«-- Acrescentarei, caro senhor, -- interrompe num tom desprendido o aspirante a escritor -- que não possuo, oh! a mais leve sombra de talento. Sou de uma ausência de talento... magistral! Aquilo a que se chama um «cretino», na linguagem vulgar. O meu único talento é ser batido nos arcanos do boxe inglês e irlandês (...), que são um tanto complicados. Quanto à literatura declaro-lhe que é para mim letra morta e sepultada numa urna fechada a sete chaves.
-- Ora! é impossível! Está a agabar-se!... -- balbucia o director, evidentemente atingido no mais secreto das suas mais velhas esperanças.
-- Sou -- continua o estranho com um sorriso suave -- aquilo a que se pode chamar um pobre escrevinhador, apenas tolerável, dotado de uma ingenuidade de ideias e de uma trivialidade de estilo de primeira ordem. Uma pena banal por excelência.
-- Você?
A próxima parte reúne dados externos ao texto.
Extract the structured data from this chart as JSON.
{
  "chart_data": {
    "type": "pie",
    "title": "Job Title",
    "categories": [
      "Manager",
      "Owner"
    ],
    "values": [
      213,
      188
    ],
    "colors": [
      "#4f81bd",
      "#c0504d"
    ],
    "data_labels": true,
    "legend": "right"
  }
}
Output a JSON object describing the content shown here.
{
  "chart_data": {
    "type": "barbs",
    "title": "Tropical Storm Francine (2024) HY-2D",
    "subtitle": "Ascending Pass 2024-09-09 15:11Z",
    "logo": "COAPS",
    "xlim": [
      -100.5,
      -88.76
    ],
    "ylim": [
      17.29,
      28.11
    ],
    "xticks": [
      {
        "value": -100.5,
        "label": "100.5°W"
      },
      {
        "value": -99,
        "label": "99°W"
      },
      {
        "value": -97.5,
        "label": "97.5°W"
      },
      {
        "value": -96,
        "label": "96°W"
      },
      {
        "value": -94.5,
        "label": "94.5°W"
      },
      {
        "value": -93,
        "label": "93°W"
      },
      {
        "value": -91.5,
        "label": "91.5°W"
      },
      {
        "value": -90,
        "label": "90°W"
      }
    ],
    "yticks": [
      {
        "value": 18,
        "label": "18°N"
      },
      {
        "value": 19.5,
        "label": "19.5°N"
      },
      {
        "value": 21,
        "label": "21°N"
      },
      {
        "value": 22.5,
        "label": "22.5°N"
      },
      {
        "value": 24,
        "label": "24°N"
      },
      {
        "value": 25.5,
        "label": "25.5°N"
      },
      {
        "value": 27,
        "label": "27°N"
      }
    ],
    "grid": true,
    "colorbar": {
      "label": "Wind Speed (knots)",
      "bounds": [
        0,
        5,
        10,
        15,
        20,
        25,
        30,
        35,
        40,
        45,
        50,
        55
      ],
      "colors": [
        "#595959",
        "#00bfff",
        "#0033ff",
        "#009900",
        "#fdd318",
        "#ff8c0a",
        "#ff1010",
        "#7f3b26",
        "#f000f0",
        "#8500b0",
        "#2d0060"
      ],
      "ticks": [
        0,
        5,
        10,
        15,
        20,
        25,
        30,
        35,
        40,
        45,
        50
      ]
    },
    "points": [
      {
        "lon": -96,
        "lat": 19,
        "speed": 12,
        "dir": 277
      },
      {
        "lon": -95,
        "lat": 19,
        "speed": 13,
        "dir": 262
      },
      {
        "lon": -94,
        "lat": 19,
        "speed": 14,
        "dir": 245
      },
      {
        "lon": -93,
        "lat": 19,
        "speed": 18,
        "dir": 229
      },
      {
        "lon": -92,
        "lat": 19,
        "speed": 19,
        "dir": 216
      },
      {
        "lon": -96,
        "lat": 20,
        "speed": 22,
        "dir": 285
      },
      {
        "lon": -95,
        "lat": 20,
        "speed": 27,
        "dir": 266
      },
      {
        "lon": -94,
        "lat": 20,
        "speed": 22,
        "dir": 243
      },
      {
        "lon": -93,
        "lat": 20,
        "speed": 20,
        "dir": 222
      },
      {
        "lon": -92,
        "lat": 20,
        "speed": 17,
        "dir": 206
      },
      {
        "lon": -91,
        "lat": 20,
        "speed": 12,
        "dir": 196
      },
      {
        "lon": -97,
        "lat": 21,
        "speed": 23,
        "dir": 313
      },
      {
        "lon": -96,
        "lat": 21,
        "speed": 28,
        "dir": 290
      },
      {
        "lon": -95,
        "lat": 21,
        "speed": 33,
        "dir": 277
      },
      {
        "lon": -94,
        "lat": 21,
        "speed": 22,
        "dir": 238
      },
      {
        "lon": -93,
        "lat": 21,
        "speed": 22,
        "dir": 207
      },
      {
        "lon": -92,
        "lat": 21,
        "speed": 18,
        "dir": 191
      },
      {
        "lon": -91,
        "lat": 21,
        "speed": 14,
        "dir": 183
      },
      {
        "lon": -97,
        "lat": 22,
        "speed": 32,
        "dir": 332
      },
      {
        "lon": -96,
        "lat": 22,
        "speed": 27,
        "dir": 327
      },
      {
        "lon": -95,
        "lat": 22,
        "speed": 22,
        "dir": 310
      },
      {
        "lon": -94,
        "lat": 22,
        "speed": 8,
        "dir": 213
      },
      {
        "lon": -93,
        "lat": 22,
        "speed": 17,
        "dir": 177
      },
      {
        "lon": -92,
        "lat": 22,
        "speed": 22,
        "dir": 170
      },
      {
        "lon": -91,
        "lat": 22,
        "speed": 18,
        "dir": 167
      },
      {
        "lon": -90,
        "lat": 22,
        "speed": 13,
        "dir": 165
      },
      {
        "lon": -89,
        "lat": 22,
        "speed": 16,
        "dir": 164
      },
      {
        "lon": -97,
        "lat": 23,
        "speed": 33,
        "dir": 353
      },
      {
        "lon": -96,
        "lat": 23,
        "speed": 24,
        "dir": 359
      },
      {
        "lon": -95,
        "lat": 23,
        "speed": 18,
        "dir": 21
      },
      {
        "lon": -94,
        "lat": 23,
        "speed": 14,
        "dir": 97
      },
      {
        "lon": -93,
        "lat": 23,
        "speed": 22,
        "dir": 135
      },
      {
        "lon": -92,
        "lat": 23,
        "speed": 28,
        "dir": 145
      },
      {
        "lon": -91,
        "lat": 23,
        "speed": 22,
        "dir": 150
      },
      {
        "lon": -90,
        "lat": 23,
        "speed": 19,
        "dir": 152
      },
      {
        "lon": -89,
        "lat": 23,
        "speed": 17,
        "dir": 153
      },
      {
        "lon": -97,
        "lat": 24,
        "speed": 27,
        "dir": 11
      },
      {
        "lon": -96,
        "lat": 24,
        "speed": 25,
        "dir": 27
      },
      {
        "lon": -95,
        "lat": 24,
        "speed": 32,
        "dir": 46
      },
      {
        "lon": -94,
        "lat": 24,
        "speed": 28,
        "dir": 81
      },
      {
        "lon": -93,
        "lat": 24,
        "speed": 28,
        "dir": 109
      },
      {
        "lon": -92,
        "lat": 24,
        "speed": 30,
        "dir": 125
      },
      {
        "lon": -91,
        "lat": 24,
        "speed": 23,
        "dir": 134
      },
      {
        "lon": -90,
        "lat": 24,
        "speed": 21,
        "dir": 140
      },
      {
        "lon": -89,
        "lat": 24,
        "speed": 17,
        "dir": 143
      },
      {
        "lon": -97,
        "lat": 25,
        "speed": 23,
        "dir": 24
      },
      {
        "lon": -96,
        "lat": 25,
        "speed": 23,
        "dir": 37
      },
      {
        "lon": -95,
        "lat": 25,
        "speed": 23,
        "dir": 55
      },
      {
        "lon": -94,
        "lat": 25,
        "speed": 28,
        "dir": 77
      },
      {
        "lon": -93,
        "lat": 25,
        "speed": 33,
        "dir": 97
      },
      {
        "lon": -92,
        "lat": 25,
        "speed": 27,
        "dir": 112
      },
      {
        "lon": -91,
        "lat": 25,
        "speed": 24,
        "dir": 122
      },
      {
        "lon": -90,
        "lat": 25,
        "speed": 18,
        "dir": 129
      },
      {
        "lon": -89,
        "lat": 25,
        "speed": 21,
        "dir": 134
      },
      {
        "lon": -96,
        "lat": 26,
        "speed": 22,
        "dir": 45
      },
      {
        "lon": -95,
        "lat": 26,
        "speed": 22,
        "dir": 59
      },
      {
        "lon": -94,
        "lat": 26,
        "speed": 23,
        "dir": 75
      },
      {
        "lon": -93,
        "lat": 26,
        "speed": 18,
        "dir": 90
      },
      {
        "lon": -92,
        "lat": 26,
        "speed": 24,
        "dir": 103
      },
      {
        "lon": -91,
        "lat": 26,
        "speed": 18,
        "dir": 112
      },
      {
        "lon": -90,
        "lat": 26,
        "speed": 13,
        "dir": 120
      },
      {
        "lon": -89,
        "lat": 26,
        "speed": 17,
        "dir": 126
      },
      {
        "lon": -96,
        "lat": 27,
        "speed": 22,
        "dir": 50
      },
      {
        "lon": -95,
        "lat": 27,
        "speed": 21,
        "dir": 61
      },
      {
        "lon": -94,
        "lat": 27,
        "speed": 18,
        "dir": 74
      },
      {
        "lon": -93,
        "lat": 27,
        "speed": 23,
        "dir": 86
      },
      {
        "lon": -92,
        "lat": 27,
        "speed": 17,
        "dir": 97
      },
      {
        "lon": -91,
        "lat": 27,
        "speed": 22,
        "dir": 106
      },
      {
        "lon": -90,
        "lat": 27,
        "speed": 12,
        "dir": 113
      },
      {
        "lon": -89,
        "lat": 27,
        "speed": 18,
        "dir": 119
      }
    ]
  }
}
Ora, ora! Ah! Se fosse verdade!...
-- Caro senhor, juro-lhe que...
-- Vá dizer isso a outro! -- insiste o director, os olhos humedecidos e um sorriso melancólico.
Depois, fixando o jovem com uma espécie de eternecimento:
-- Pois, a juventude é sempre assim. Não duvida de nada (...). O fogo sagrado! As ilusões! Uma primeira tentativa e julgam ter atingido a meta!... Nenhum talento, diz? Mas sabe o senhor que é preciso, nos nossos dias, ser um homem dos mais notávis para não possuir qualquer talento? Um home digno de toda a consideraçãoo?... que, na maior parte dos casos, isso apenas se consegue pelo preço de mais de cinquenta anos de lutas, de trabalhos, de humilhações e de misérias e que, quando se chega lá, não se passa de um novo rico? Ó juventude! Primavera da vida! Primavera Della vita! Mas eu, caro senhor, eu, que lhe falo, há mais de vinte anos que procuro um homem QUE NÃO TENHA TALENTO!... Está a ouvir?... Nunca consegui encontrar um único. Gastei mais de meio milhão nesta caça à ave-rara: deixei-me «embalar» por este louco empreendimento! Que quer! Eu era novo, cândido, arruinei-me. Hoje em dia, toda a gente tem talento, meu caro senhor; e você tal como os outros. Nada de pretensões. Creia, é inútil. Já está fora de moda, é truque, já não pega. Sejamos sensatos.»
Villier de L'Isle-Adam (1971), «Dois Augúrios», in Contos Cruéis (trad. Fernanda Barão), Lisboa: Editorial Estampa, pp. 21-22.